Da avversari a nemici, il passo è breve, tenendo Mou come condottiero. Magari tatticamente sguarnito, un po’ scarso nell’arte vera del pallone, Mou è il fenomeno che fa la differenza quando c’è da buttarla in rissa, ressa e metter gli altri in soggezione. Ieri ce l’ha fatta in bello stile. Certo, ci voleva Milito per tranquillizzare l’Inter. Abate gli ha regalato l’assist e il Principe ha fatto la differenza. Nemici? Bene, ecco la mia colt, ha detto il Gringo. Dopo 10 minuti ha tirato il colpo. E l’Inter lo ha seguito. La differenza è stata tutta qui. La gente di Mourinho è entrata in campo con la voglia di far male: comunque e dovunque. Il Milan ha preso troppo alla lettera la lezione del Gandhi suo: amore, sorrisi e contemplazione. Beckham e Pirlo, nel primo tempo, potevano scriverci un libro. E quando l’arbitro li ha fatti arrabbiare è stato peggio. In panca c’era Figo al posto di Oriali, un altro che conosce l’arte rissaiola. Moratti, nell’intervallo, è andato nello spogliatoio: forse fuori giri per le decisioni arbitrali.
Doveva essere calcio. Lo è stato molto poco. Però l’Inter ci ha dimostrato perché è in testa al campionato. Gli avversari, sorry “nemici”, non passano mai un certo livello (forse il Milan aveva illuso), e loro non dimenticano mai i coltelli. Hanno i killer in attacco e si vede. Milito tira i colpi, Pandev ci prova. Ieri Dida era in buona vena. Buon per il Milan. Dopo 25 minuti sono rimasti in dieci: niente di male. Sembravano in undici. E il Milan, che era in undici, ha dovuto attendere il secondo tempo ed inserire Seedorf per dire: ci siamo. Sarà un caso se, nei primi 45 minuti, l’Inter sembrava in soprannumero a centrocampo, pur avendo perso Sneijder? No, il pallone è facile mentitore, ma non fino a questo punto. Ieri il derby ci ha riproposto la realtà del calcio di una vita: bastano tre argentini (con l’eccezione di un brasiliano in porta) per mandare il tilt la bellezza di un calcio alla brasiliana. Poi i brasiliani vincono più spesso e gli argentini piangono di più. Ma gli argentini interpretano alla lettera la parola “nemico”, i brasiliani preferiscono mangiarsi gli avversari. Alla fine del primo tempo Ronaldinho e Maicon si sono scambiati la maglia: un sorriso e un abbraccio. Gli altri niente sorrisi e un “ci vediamo dopo”. Questo è derby, così va giocato. Qualcuno l’ha pure detto ai milanisti che, nella ripresa, hanno abbandonato amore e contemplazione. Borriello si è scatenato, Ronaldinho ci ha provato.

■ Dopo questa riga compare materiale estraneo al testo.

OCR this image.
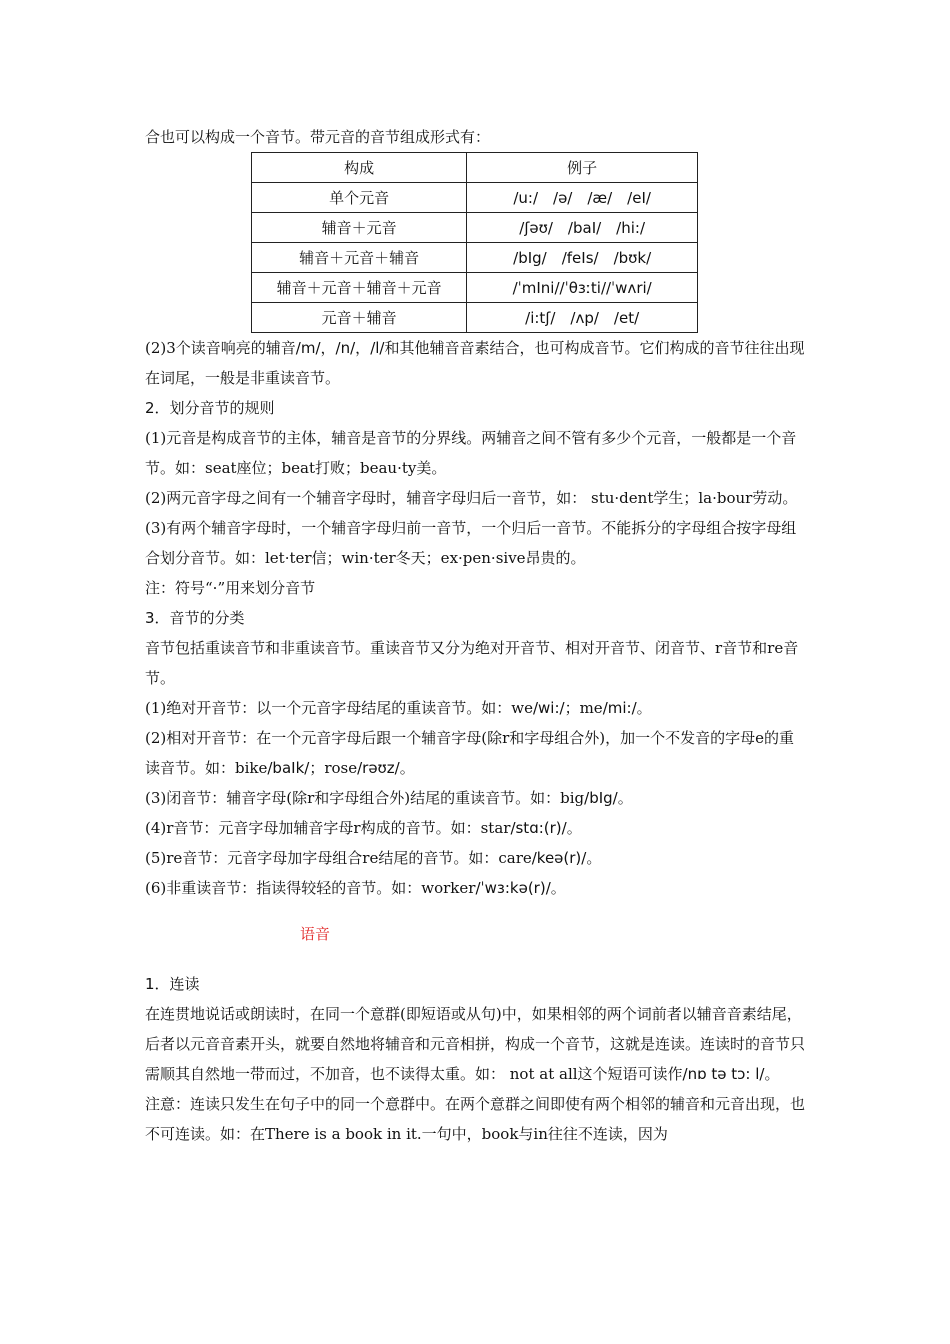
合也可以构成一个音节。带元音的音节组成形式有：

构成	例子
单个元音	/u:/　/ə/　/æ/　/eI/
辅音＋元音	/ʃəʊ/　/baI/　/hi:/
辅音＋元音＋辅音	/bIg/　/feIs/　/bʊk/
辅音＋元音＋辅音＋元音	/ˈmIni//ˈθɜːti//ˈwʌri/
元音＋辅音	/i:tʃ/　/ʌp/　/et/

(2)3个读音响亮的辅音/m/，/n/，/l/和其他辅音音素结合，也可构成音节。它们构成的音节往往出现在词尾，一般是非重读音节。

2．划分音节的规则

(1)元音是构成音节的主体，辅音是音节的分界线。两辅音之间不管有多少个元音，一般都是一个音节。如：seat座位；beat打败；beau·ty美。

(2)两元音字母之间有一个辅音字母时，辅音字母归后一音节，如： stu·dent学生；la·bour劳动。

(3)有两个辅音字母时，一个辅音字母归前一音节，一个归后一音节。不能拆分的字母组合按字母组合划分音节。如：let·ter信；win·ter冬天；ex·pen·sive昂贵的。

注：符号“·”用来划分音节

3．音节的分类

音节包括重读音节和非重读音节。重读音节又分为绝对开音节、相对开音节、闭音节、r音节和re音节。

(1)绝对开音节：以一个元音字母结尾的重读音节。如：we/wi:/；me/mi:/。

(2)相对开音节：在一个元音字母后跟一个辅音字母(除r和字母组合外)，加一个不发音的字母e的重读音节。如：bike/baIk/；rose/rəʊz/。

(3)闭音节：辅音字母(除r和字母组合外)结尾的重读音节。如：big/bIg/。

(4)r音节：元音字母加辅音字母r构成的音节。如：star/stɑ:(r)/。

(5)re音节：元音字母加字母组合re结尾的音节。如：care/keə(r)/。

(6)非重读音节：指读得较轻的音节。如：worker/ˈwɜ:kə(r)/。

语音

1．连读

在连贯地说话或朗读时，在同一个意群(即短语或从句)中，如果相邻的两个词前者以辅音音素结尾，后者以元音音素开头，就要自然地将辅音和元音相拼，构成一个音节，这就是连读。连读时的音节只需顺其自然地一带而过，不加音，也不读得太重。如： not at all这个短语可读作/nɒ tə tɔ: l/。

注意：连读只发生在句子中的同一个意群中。在两个意群之间即使有两个相邻的辅音和元音出现，也不可连读。如：在There is a book in it.一句中，book与in往往不连读，因为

Pandev, macedone tutto cattiveria, li ha lasciati divertire un po’, poi ha preso Dida a pallate. Lui si è preso il gol, Mourinho il merito di non averlo cambiato un attimo prima. Dimostrando di essere il campione del mondo degli allenatori fortunati. Più fortunato che bravo, ma nel calcio questo conta poco.